だから、考えるよりも先に反射的に口が動いていた。
言葉にすれば、自然とそうしようという風に気持ちが切り替わった。
寸前まで関わるつもりが微塵もなかったというのに、なんて現金なのだろうと自分で自分に呆れてしまいそうになるぐらいの変わり身だ。
「「は?」」
白石くんと室井くんが、不自然に空中で静止した手を不審がるような声を出した。
「「え?」」
天宮さんと藤原さんが、目の前に突然新たな人物が浮き上がってきたような、真昼に幽霊でも見たような感じに目を丸くする。
驚きによる硬直。
それは寸時で驚きの叫びを口から迸らせていただろう。
「どうも。ご存知だと信じてるけど、地味な没個性で有名という矛盾した属性を兼ね合せたクラスメートの夕凪和真だよ。君たちの話はさっきからずっと聞いてた。念のために言っておくけど、僕は最初からここにいたからね」
だから、先んじるように僕は自己紹介をしていた。
毎朝、教室で挨拶をしているクラスメートに。
「「「………………………………………………………。

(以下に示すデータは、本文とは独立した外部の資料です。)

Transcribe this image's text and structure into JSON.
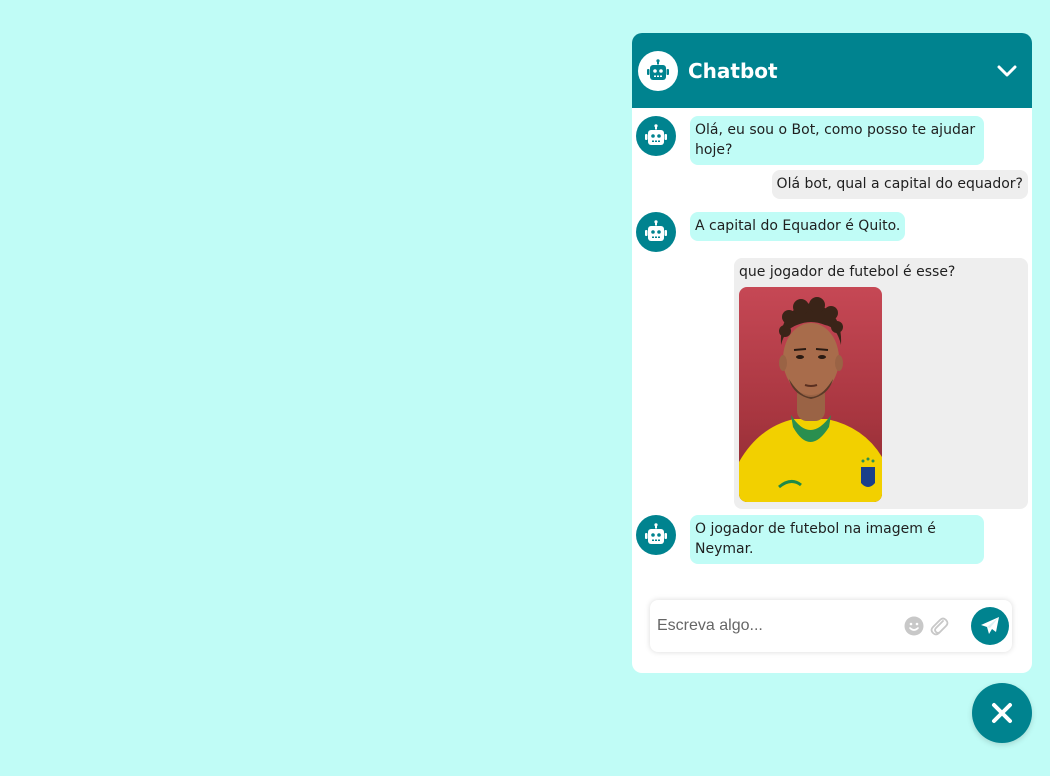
{
  "chatbot": {
    "title": "Chatbot",
    "header_avatar_icon": "robot-icon",
    "collapse_icon": "chevron-down-icon"
  },
  "messages": [
    {
      "sender": "bot",
      "text": "Olá, eu sou o Bot, como posso te ajudar hoje?"
    },
    {
      "sender": "user",
      "text": "Olá bot, qual a capital do equador?"
    },
    {
      "sender": "bot",
      "text": "A capital do Equador é Quito."
    },
    {
      "sender": "user",
      "text": "que jogador de futebol é esse?",
      "attachment": "image"
    },
    {
      "sender": "bot",
      "text": "O jogador de futebol na imagem é Neymar."
    }
  ],
  "composer": {
    "placeholder": "Escreva algo...",
    "emoji_icon": "emoji-icon",
    "attach_icon": "paperclip-icon",
    "send_icon": "send-icon"
  },
  "fab": {
    "icon": "close-icon"
  },
  "colors": {
    "page_background": "#c0fcf6",
    "accent": "#00838f",
    "bot_bubble": "#c0fcf6",
    "user_bubble": "#eeeeee",
    "panel": "#ffffff"
  }
}
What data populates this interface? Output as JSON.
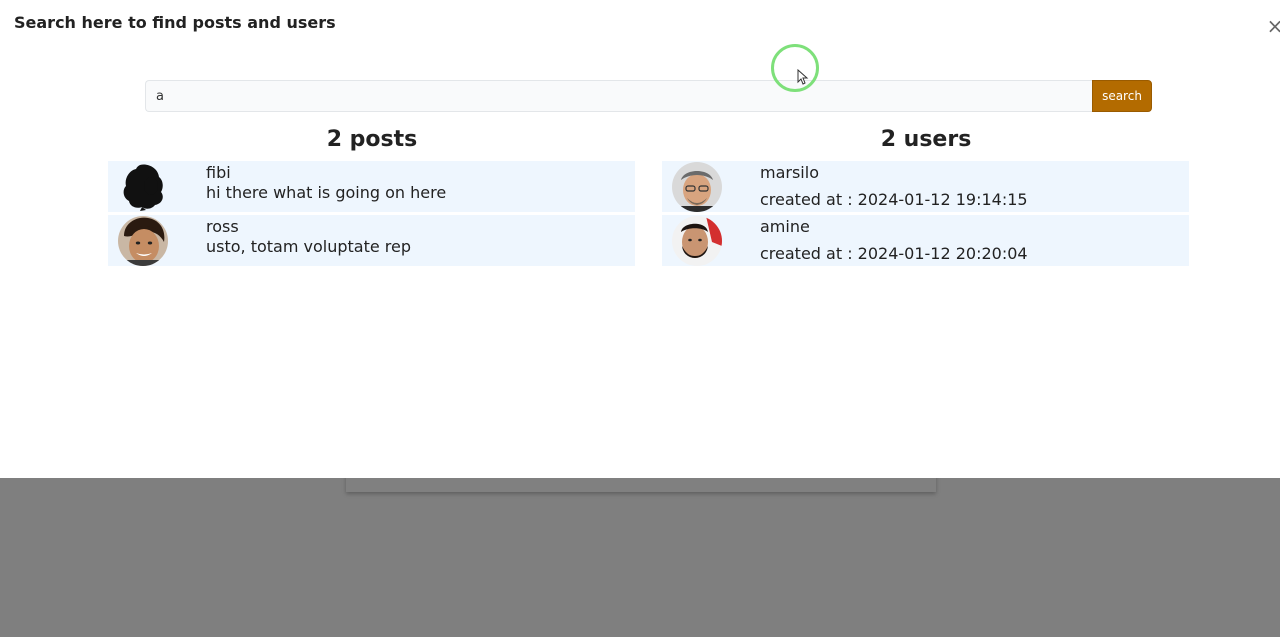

」」」
出足を挫かれた形になる彼らは口をパクパクさせながら、次の反応を決めかねているようだった。
なので、僕はもう一押し。
「そんなわけで、これから白石くんたちの直面している困難から脱せられるように協力するからよろしく頼むね」
「「「お、お願い、します……?」」」
僕が頭を下げたから、白石くんたちも釣られるように頭を下げる。
そんな感じで、ただの傍観者でしかなかった僕は、彼らとともにおよそ一ヵ月後に控えた学園祭に深く関わるようになるのだった。
● ● ●
全貌すら定かではない巨大な機構に、小さな小さな歯車が嵌められたかのように――
カチリと小さな音が、何処かで鳴った。
ゆっくりと歯車は廻りだす。
機構に些細な歪みさえも生じさせず、されど先刻までとは明白に異なる何かしらの〝動き〟を加えて、小さな……小さな小さな『世界』が変化する。
これが――総ての〝始まり〟だった。
誰も知らない。
誰も気づかない。
その後に振り返ってみたとしても誰もが見落とすようなこの一幕が、彼らの〝世界〟に途轍もなく大きな影響を与える〝布石〟になったとは、誰にも知る由はなかった。